Chiudo gli occhi e mi concentro sul colore scuro in cui affoga lo sguardo. Mi concedo questi momenti di calma lasciandomi invadere dalla tranquillità. Sospiro, senza rendermene conto.

Uno scricchiolio. Lo avverto ancora prima che rimbalzi nella stanza. Apro gli occhi con decisioni, i sensi in allerta. Da quando sono arrivata qui, le sensazioni che provo sono più intense e pesanti, il che ha i suoi lati positivi e negativi. Anche i miei sensi si sono svilluppati.

Scatto in piedi con rapidità allarmante e stringo le mani. Con i pugni chiusi e lo sguardo minaccioso, attendo che qualcuno varchi la soglia della porta.

È socchiusa, ma riesco comunque a vedere un'ombra che saetta nel corridoio.
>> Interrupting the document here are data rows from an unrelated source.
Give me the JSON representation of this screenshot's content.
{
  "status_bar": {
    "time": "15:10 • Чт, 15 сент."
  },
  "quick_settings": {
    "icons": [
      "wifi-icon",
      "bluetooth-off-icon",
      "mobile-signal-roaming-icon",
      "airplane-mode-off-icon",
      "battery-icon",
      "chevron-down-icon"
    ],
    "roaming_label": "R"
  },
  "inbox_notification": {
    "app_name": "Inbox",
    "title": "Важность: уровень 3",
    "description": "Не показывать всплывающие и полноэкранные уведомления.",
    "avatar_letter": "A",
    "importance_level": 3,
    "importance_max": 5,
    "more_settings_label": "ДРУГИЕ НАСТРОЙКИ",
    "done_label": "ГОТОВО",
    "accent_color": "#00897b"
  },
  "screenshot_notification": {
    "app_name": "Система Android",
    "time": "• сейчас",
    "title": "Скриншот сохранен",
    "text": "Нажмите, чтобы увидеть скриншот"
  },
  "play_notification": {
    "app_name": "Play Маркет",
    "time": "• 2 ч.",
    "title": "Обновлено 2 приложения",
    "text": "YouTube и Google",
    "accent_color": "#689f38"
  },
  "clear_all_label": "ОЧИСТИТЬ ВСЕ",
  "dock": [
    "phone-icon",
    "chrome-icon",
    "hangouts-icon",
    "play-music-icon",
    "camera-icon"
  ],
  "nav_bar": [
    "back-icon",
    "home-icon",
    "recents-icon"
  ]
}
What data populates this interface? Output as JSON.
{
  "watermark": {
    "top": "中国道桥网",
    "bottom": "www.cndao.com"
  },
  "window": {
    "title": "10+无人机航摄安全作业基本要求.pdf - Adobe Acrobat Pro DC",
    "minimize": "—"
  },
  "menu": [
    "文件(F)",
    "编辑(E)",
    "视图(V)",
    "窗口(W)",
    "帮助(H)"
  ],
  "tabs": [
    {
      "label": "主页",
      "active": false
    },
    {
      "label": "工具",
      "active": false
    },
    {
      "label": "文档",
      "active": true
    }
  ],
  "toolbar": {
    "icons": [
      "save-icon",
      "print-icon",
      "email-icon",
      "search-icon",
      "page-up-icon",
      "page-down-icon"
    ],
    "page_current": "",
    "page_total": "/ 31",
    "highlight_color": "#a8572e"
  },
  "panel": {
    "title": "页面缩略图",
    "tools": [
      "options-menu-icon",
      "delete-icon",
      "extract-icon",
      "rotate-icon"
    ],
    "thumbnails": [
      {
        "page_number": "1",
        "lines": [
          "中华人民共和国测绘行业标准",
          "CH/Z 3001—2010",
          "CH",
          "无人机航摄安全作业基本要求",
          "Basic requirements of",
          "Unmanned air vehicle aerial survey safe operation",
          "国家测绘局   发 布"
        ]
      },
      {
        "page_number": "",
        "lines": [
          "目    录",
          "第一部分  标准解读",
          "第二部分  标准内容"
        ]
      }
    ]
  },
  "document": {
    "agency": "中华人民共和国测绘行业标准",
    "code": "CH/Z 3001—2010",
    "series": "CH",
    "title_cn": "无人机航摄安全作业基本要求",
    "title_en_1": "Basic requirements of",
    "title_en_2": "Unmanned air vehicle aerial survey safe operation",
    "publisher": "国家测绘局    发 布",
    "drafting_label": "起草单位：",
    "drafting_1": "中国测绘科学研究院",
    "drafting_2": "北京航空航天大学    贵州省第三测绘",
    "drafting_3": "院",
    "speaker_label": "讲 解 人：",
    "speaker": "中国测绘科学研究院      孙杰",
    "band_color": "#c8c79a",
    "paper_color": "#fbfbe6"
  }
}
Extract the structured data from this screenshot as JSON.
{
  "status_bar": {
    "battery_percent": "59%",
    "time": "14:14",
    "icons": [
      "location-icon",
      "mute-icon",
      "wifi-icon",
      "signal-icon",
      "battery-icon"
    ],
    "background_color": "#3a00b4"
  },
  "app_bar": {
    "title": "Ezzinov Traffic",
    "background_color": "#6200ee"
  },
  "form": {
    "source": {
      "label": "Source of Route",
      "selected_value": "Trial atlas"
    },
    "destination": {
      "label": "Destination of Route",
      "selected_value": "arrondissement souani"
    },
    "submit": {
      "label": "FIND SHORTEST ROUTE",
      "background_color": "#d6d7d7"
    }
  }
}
Poi una figura piomba nella stanza e una nausea improvvisa mi assale. Dura un attimo. Subito dopo, la testa mi vortica pericolosamente e sento le ginocchia cedere. Strizzo gli occhi per combattere la confusione che si crea nella mia mente.

La figura davanti a me ghigna, e un attimo dopo mi ritrovo in piedi con la mano stretta nella sua.